Moby Jane
Description
$14.95
ISBN 0-88910-309-7
DDC C811'
Author
Publisher
Year
Contributor
Michael Williamson was Reference Librarian at the National Library of Canada in Ottawa.
Review
Gerry Gilbert and Coach House are putting me on with their smartass press release about Moby Jane (get it? Moby Dick and Moby Jane, see Spot run, etc.). OK, OK. But what I’m left with is a rambling 268-page journal / poem that has to be one of the most self-indulgent pieces of work I’ve seen in a long time — and God knows there has been enough to compare it with. Victor Coleman edited this book and it’s right up Victor’s alley: bizarre and seemingly unending, in parts brilliant, and in parts completely frustrating and downright dumb. The press release — written by none other than Mr.
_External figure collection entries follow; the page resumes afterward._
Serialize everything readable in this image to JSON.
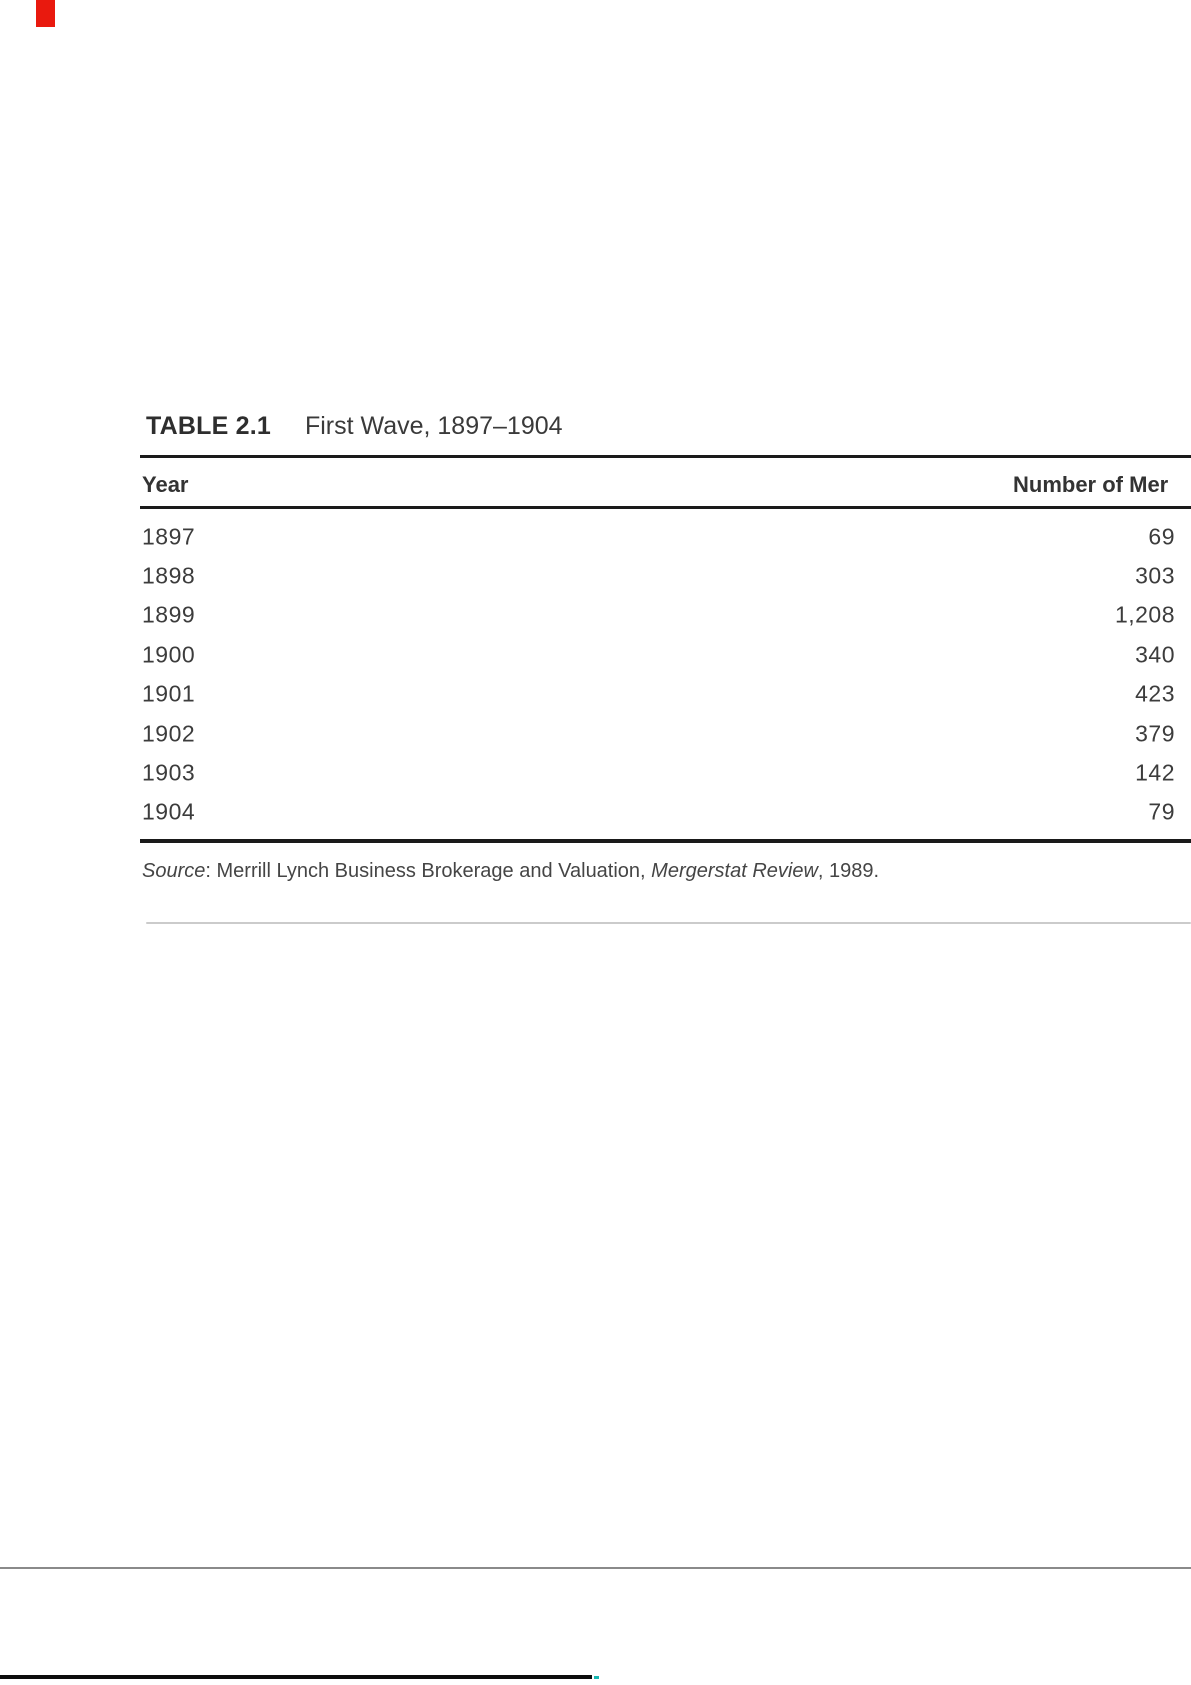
{
  "table": {
    "label": "TABLE 2.1",
    "title": "First Wave, 1897–1904",
    "columns": {
      "year": "Year",
      "value": "Number of Mer"
    },
    "rows": [
      {
        "year": "1897",
        "value": "69"
      },
      {
        "year": "1898",
        "value": "303"
      },
      {
        "year": "1899",
        "value": "1,208"
      },
      {
        "year": "1900",
        "value": "340"
      },
      {
        "year": "1901",
        "value": "423"
      },
      {
        "year": "1902",
        "value": "379"
      },
      {
        "year": "1903",
        "value": "142"
      },
      {
        "year": "1904",
        "value": "79"
      }
    ]
  },
  "source": {
    "label": "Source",
    "separator": ": ",
    "text": "Merrill Lynch Business Brokerage and Valuation, ",
    "publication": "Mergerstat Review",
    "suffix": ", 1989."
  },
  "colors": {
    "text": "#3c3c3c",
    "rule": "#1a1a1a",
    "faint_rule": "#cbcbcb",
    "gray_rule": "#8a8a8a",
    "bottom_rule": "#0d0d0d",
    "red_mark": "#e9190e",
    "teal_dot": "#16b8b2"
  }
}
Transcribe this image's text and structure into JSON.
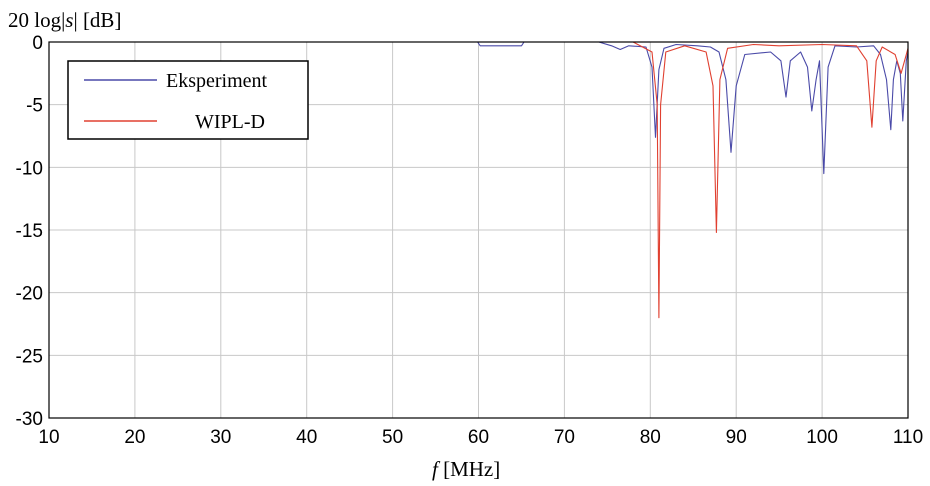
{
  "chart_data": {
    "type": "line",
    "ylabel": {
      "prefix": "20 log|",
      "var": "s",
      "suffix": "| [dB]"
    },
    "xlabel": {
      "var": "f",
      "unit": " [MHz]"
    },
    "xlim": [
      10,
      110
    ],
    "ylim": [
      -30,
      0
    ],
    "xticks": [
      10,
      20,
      30,
      40,
      50,
      60,
      70,
      80,
      90,
      100,
      110
    ],
    "yticks": [
      0,
      -5,
      -10,
      -15,
      -20,
      -25,
      -30
    ],
    "grid": true,
    "legend_position": "top-left",
    "series": [
      {
        "name": "Eksperiment",
        "color": "#4a4aa8",
        "x": [
          10,
          59.9,
          60.2,
          65,
          65.3,
          74,
          75.5,
          76.5,
          77.5,
          79.5,
          80.2,
          80.6,
          81.0,
          81.6,
          83,
          85.5,
          87,
          88,
          88.8,
          89.4,
          90.0,
          91,
          94,
          95.2,
          95.8,
          96.3,
          97.5,
          98.3,
          98.8,
          99.3,
          99.7,
          100.2,
          100.7,
          101.5,
          104,
          106,
          106.8,
          107.5,
          108.0,
          108.3,
          108.7,
          109.1,
          109.4,
          109.8,
          110
        ],
        "y": [
          0,
          0,
          -0.3,
          -0.3,
          0,
          0,
          -0.3,
          -0.6,
          -0.3,
          -0.4,
          -2.0,
          -7.6,
          -2.2,
          -0.5,
          -0.2,
          -0.3,
          -0.4,
          -0.8,
          -3.0,
          -8.8,
          -3.5,
          -1.0,
          -0.8,
          -1.5,
          -4.4,
          -1.5,
          -0.8,
          -2.0,
          -5.5,
          -3.0,
          -1.5,
          -10.5,
          -2.0,
          -0.3,
          -0.4,
          -0.3,
          -1.0,
          -3.0,
          -7.0,
          -3.0,
          -1.5,
          -2.5,
          -6.3,
          -1.5,
          -0.8
        ]
      },
      {
        "name": "WIPL-D",
        "color": "#e04030",
        "x": [
          10,
          78,
          80.2,
          80.8,
          81.0,
          81.2,
          81.8,
          84,
          86.5,
          87.3,
          87.7,
          88.1,
          89,
          92,
          95,
          100,
          104,
          105.2,
          105.8,
          106.3,
          107,
          108.5,
          109.2,
          109.8,
          110
        ],
        "y": [
          0,
          0,
          -0.8,
          -5.0,
          -22.0,
          -5.0,
          -0.8,
          -0.3,
          -0.8,
          -3.5,
          -15.2,
          -3.0,
          -0.5,
          -0.2,
          -0.3,
          -0.2,
          -0.3,
          -1.5,
          -6.8,
          -1.5,
          -0.4,
          -1.0,
          -2.5,
          -1.0,
          -0.5
        ]
      }
    ]
  }
}
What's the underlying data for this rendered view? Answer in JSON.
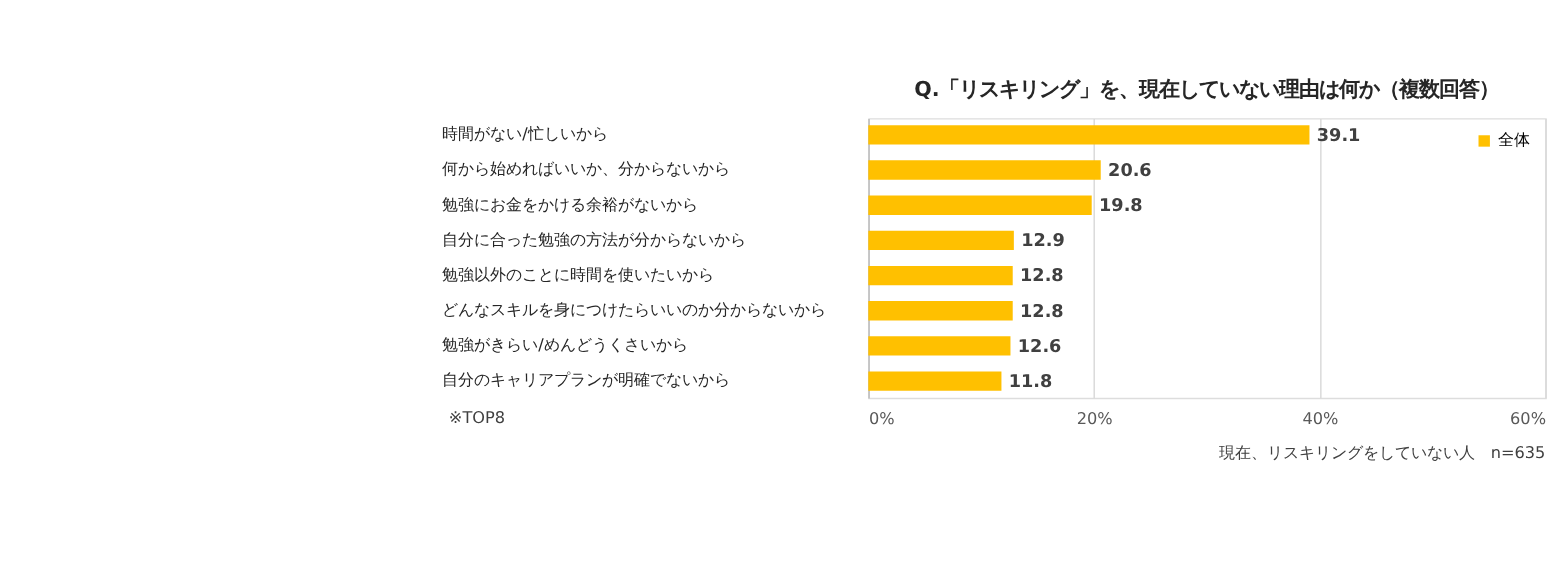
{
  "chart_data": {
    "type": "bar",
    "orientation": "horizontal",
    "title": "Q.「リスキリング」を、現在していない理由は何か（複数回答）",
    "categories": [
      "時間がない/忙しいから",
      "何から始めればいいか、分からないから",
      "勉強にお金をかける余裕がないから",
      "自分に合った勉強の方法が分からないから",
      "勉強以外のことに時間を使いたいから",
      "どんなスキルを身につけたらいいのか分からないから",
      "勉強がきらい/めんどうくさいから",
      "自分のキャリアプランが明確でないから"
    ],
    "series": [
      {
        "name": "全体",
        "color": "#ffc000",
        "values": [
          39.1,
          20.6,
          19.8,
          12.9,
          12.8,
          12.8,
          12.6,
          11.8
        ]
      }
    ],
    "xlim": [
      0,
      60
    ],
    "xticks": [
      {
        "value": 0,
        "label": "0%"
      },
      {
        "value": 20,
        "label": "20%"
      },
      {
        "value": 40,
        "label": "40%"
      },
      {
        "value": 60,
        "label": "60%"
      }
    ],
    "grid": "x",
    "legend": "top right",
    "data_labels": true,
    "annotations": [
      "※TOP8",
      "現在、リスキリングをしていない人　n=635"
    ]
  }
}
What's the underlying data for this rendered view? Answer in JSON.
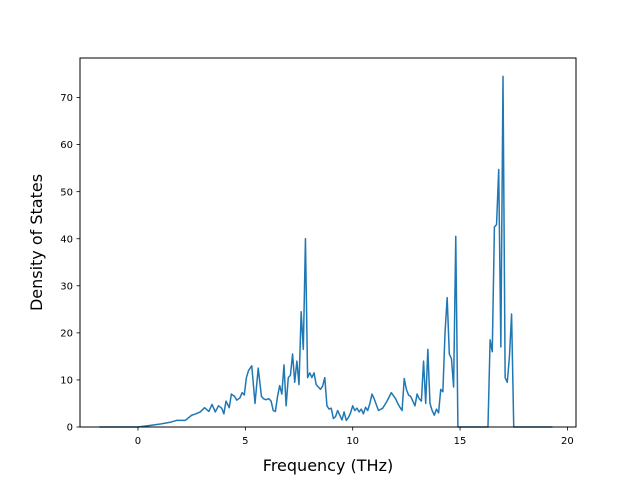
{
  "chart_data": {
    "type": "line",
    "title": "",
    "xlabel": "Frequency (THz)",
    "ylabel": "Density of States",
    "xlim": [
      -2.7,
      20.4
    ],
    "ylim": [
      0,
      78.4
    ],
    "xticks": [
      0,
      5,
      10,
      15,
      20
    ],
    "yticks": [
      0,
      10,
      20,
      30,
      40,
      50,
      60,
      70
    ],
    "grid": false,
    "legend": "none",
    "series": [
      {
        "color": "#1f77b4",
        "x": [
          -1.8,
          0.0,
          0.5,
          1.0,
          1.5,
          1.8,
          2.2,
          2.5,
          2.7,
          2.9,
          3.1,
          3.3,
          3.45,
          3.6,
          3.75,
          3.9,
          4.0,
          4.1,
          4.25,
          4.35,
          4.5,
          4.6,
          4.75,
          4.85,
          4.95,
          5.05,
          5.15,
          5.3,
          5.45,
          5.6,
          5.75,
          5.85,
          5.95,
          6.1,
          6.2,
          6.3,
          6.4,
          6.5,
          6.6,
          6.7,
          6.8,
          6.9,
          7.0,
          7.1,
          7.2,
          7.3,
          7.4,
          7.5,
          7.6,
          7.7,
          7.8,
          7.9,
          8.0,
          8.1,
          8.2,
          8.3,
          8.4,
          8.5,
          8.6,
          8.7,
          8.8,
          8.9,
          9.0,
          9.1,
          9.2,
          9.3,
          9.4,
          9.5,
          9.6,
          9.7,
          9.8,
          9.9,
          10.0,
          10.1,
          10.2,
          10.3,
          10.4,
          10.5,
          10.6,
          10.7,
          10.8,
          10.9,
          11.0,
          11.2,
          11.4,
          11.6,
          11.8,
          12.0,
          12.1,
          12.2,
          12.3,
          12.4,
          12.5,
          12.6,
          12.7,
          12.8,
          12.9,
          13.0,
          13.1,
          13.2,
          13.3,
          13.4,
          13.5,
          13.6,
          13.7,
          13.8,
          13.9,
          14.0,
          14.1,
          14.2,
          14.3,
          14.4,
          14.5,
          14.6,
          14.7,
          14.8,
          14.9,
          15.0,
          15.5,
          16.0,
          16.3,
          16.4,
          16.5,
          16.6,
          16.7,
          16.8,
          16.9,
          17.0,
          17.1,
          17.2,
          17.3,
          17.4,
          17.5,
          17.6,
          18.0,
          19.3
        ],
        "y": [
          0,
          0,
          0.3,
          0.6,
          1.0,
          1.4,
          1.4,
          2.5,
          2.8,
          3.2,
          4.1,
          3.3,
          4.8,
          3.2,
          4.5,
          4.0,
          2.8,
          5.5,
          4.1,
          7.0,
          6.5,
          5.7,
          6.2,
          7.3,
          6.8,
          10.5,
          12.0,
          13.0,
          5.0,
          12.5,
          6.5,
          6.0,
          5.8,
          6.0,
          5.5,
          3.5,
          3.3,
          6.5,
          8.8,
          7.0,
          13.2,
          4.5,
          10.5,
          11.0,
          15.5,
          9.5,
          14.0,
          9.0,
          24.5,
          16.5,
          40.0,
          10.5,
          11.5,
          10.5,
          11.5,
          9.0,
          8.5,
          8.0,
          8.7,
          10.5,
          4.5,
          3.8,
          4.0,
          1.8,
          2.2,
          3.5,
          2.5,
          1.5,
          3.2,
          1.4,
          2.0,
          3.0,
          4.5,
          3.5,
          4.0,
          3.2,
          3.8,
          2.8,
          4.2,
          3.5,
          5.0,
          7.0,
          6.0,
          3.5,
          4.0,
          5.5,
          7.3,
          6.0,
          5.0,
          4.2,
          3.5,
          10.3,
          8.0,
          6.8,
          6.5,
          5.5,
          4.5,
          7.0,
          6.0,
          5.5,
          14.0,
          5.0,
          16.5,
          5.0,
          3.5,
          2.5,
          3.8,
          3.0,
          8.0,
          7.5,
          20.0,
          27.5,
          15.5,
          14.5,
          8.5,
          40.5,
          0,
          0,
          0,
          0,
          0,
          18.5,
          16.0,
          42.5,
          43.0,
          54.7,
          17.0,
          74.5,
          10.5,
          9.5,
          15.0,
          24.0,
          0,
          0,
          0,
          0
        ]
      }
    ]
  }
}
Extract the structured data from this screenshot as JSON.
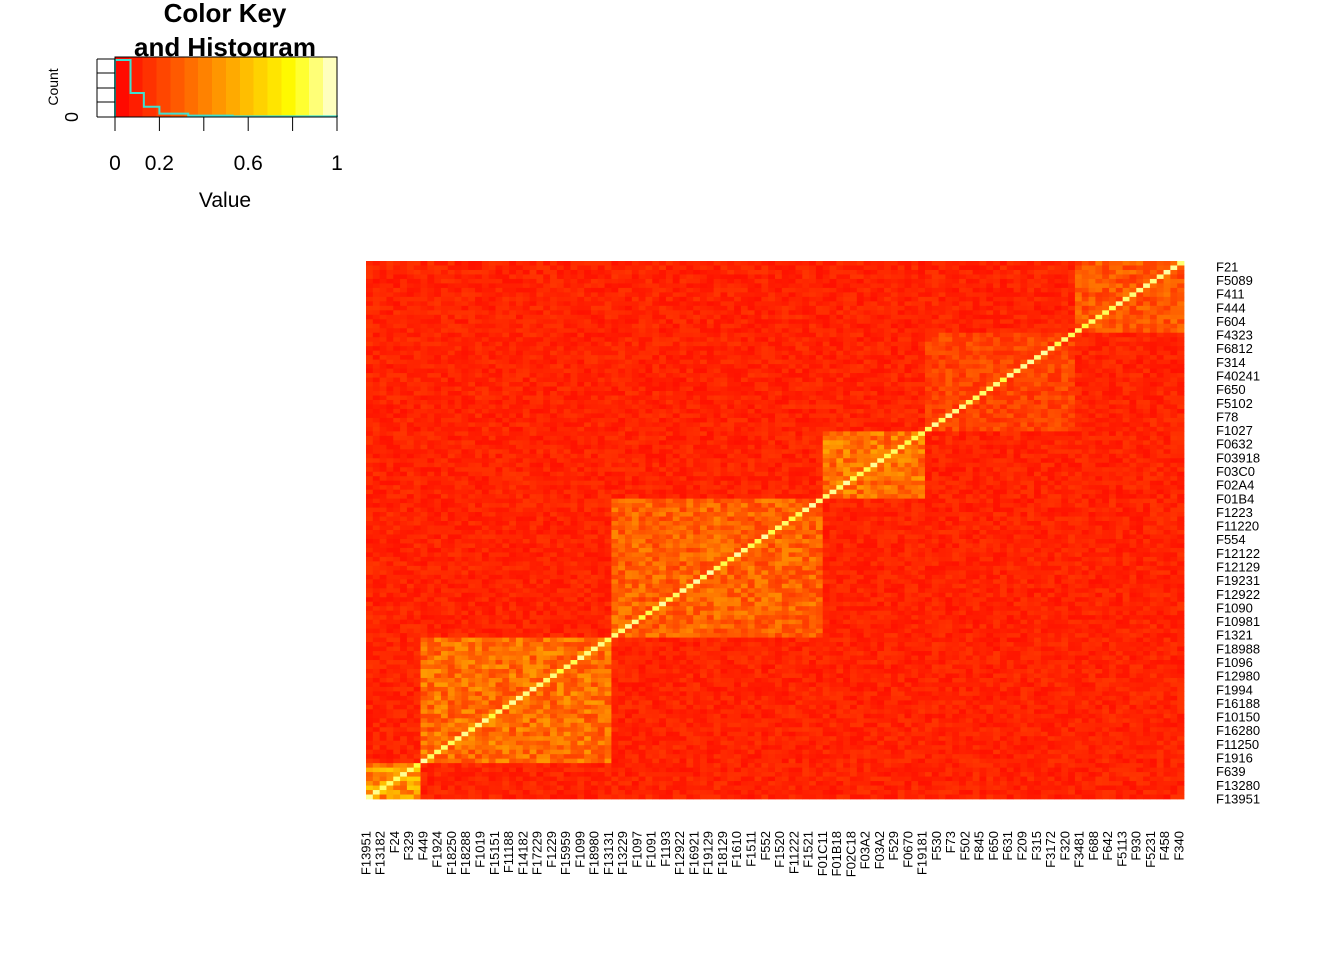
{
  "chart_data": [
    {
      "type": "histogram",
      "title": "Color Key\nand Histogram",
      "xlabel": "Value",
      "ylabel": "Count",
      "xlim": [
        0,
        1
      ],
      "x_tick_labels": [
        "0",
        "0.2",
        "0.6",
        "1"
      ],
      "x_ticks": [
        0,
        0.2,
        0.6,
        1
      ],
      "y_tick_labels": [
        "0"
      ],
      "colorscale": [
        "#ff0000",
        "#ff4000",
        "#ff8000",
        "#ffc000",
        "#ffff00",
        "#ffffe0"
      ],
      "hist_line_color": "#40e0d0",
      "bins": [
        {
          "x0": 0.0,
          "x1": 0.07,
          "rel": 1.0
        },
        {
          "x0": 0.07,
          "x1": 0.13,
          "rel": 0.42
        },
        {
          "x0": 0.13,
          "x1": 0.2,
          "rel": 0.18
        },
        {
          "x0": 0.2,
          "x1": 0.33,
          "rel": 0.06
        },
        {
          "x0": 0.33,
          "x1": 0.53,
          "rel": 0.025
        },
        {
          "x0": 0.53,
          "x1": 1.0,
          "rel": 0.01
        }
      ]
    },
    {
      "type": "heatmap",
      "colorscale": [
        "#ff0000",
        "#ff4000",
        "#ff8000",
        "#ffc000",
        "#ffff00",
        "#ffffe0"
      ],
      "value_range": [
        0,
        1
      ],
      "row_labels": [
        "F21",
        "F5089",
        "F411",
        "F444",
        "F604",
        "F4323",
        "F6812",
        "F314",
        "F40241",
        "F650",
        "F5102",
        "F78",
        "F1027",
        "F0632",
        "F03918",
        "F03C0",
        "F02A4",
        "F01B4",
        "F1223",
        "F11220",
        "F554",
        "F12122",
        "F12129",
        "F19231",
        "F12922",
        "F1090",
        "F10981",
        "F1321",
        "F18988",
        "F1096",
        "F12980",
        "F1994",
        "F16188",
        "F10150",
        "F16280",
        "F11250",
        "F1916",
        "F639",
        "F13280",
        "F13951"
      ],
      "col_labels": [
        "F13951",
        "F13182",
        "F24",
        "F329",
        "F449",
        "F1924",
        "F18250",
        "F18288",
        "F1019",
        "F15151",
        "F11188",
        "F14182",
        "F17229",
        "F1229",
        "F15959",
        "F1099",
        "F18980",
        "F13131",
        "F13229",
        "F1097",
        "F1091",
        "F1193",
        "F12922",
        "F16921",
        "F19129",
        "F18129",
        "F1610",
        "F1511",
        "F552",
        "F1520",
        "F11222",
        "F1521",
        "F01C11",
        "F01B18",
        "F02C18",
        "F03A2",
        "F03A2",
        "F529",
        "F0670",
        "F19181",
        "F530",
        "F73",
        "F502",
        "F845",
        "F650",
        "F631",
        "F209",
        "F315",
        "F3172",
        "F320",
        "F3481",
        "F688",
        "F642",
        "F5113",
        "F930",
        "F5231",
        "F458",
        "F340"
      ],
      "blocks": [
        {
          "from": 0.0,
          "to": 0.07,
          "level": 0.48
        },
        {
          "from": 0.07,
          "to": 0.3,
          "level": 0.36
        },
        {
          "from": 0.3,
          "to": 0.56,
          "level": 0.32
        },
        {
          "from": 0.56,
          "to": 0.68,
          "level": 0.38
        },
        {
          "from": 0.68,
          "to": 0.87,
          "level": 0.22
        },
        {
          "from": 0.87,
          "to": 1.0,
          "level": 0.28
        }
      ]
    }
  ]
}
Gilbert himself — calls this a lyrical novel or “told story” about an “adventure of discovery, in the language as well as in the world.” Well, the book moves a great deal, all over Canada, in and out of beds, it spews forth puns and tells secrets and muses, it gossips, it leches, it speculates, gets angry, makes coffee, eats, provides details, details, details of living every day for a year. It attacks, it caresses, it is persuasive and it’s full of shit. If a reader has lotsa time and a partially bent mind, there is a goldmine here somewhere, and a poet who streaks on ahead with inventiveness and imaginative power. And then: wham: a crashing halt and self-conscious doggerel comes out as an excuse for nothing to say because nothin’ much is goin’ on here. Ah, be patient, read on, don’t be so damned critical even though you’re supposed to be reviewing this magnum opus. Victor, Victor this book needs an editor I end up mumbling to myself — who has this much time these liberal days we are all unfortunately stuck in. So, on I go:
the phone goes
the taps & drains go
the furnace goes
the electricity goes
the fridge goes
the radios go
one of the tv’s goes
the record player comes & goes
the hotwater heater goes
all the swingin’ hinges and groovin’ rollers in all the kinds of door go
the clocks go
the stove goes
the windows go
I go
“ghosts”
Am I screaming or laughing? Both. Not a whole lot of this is memorable, but some of it is sure a lot of fun to zip through. The playfulness is enthralling after a while. I will not recommend this because neither Gilbert nor Coleman would hear of it. Moby Jane indeed: the hell with both of you. Don’t gloat because it sort of works and is sort of necessary. Never say die, eh?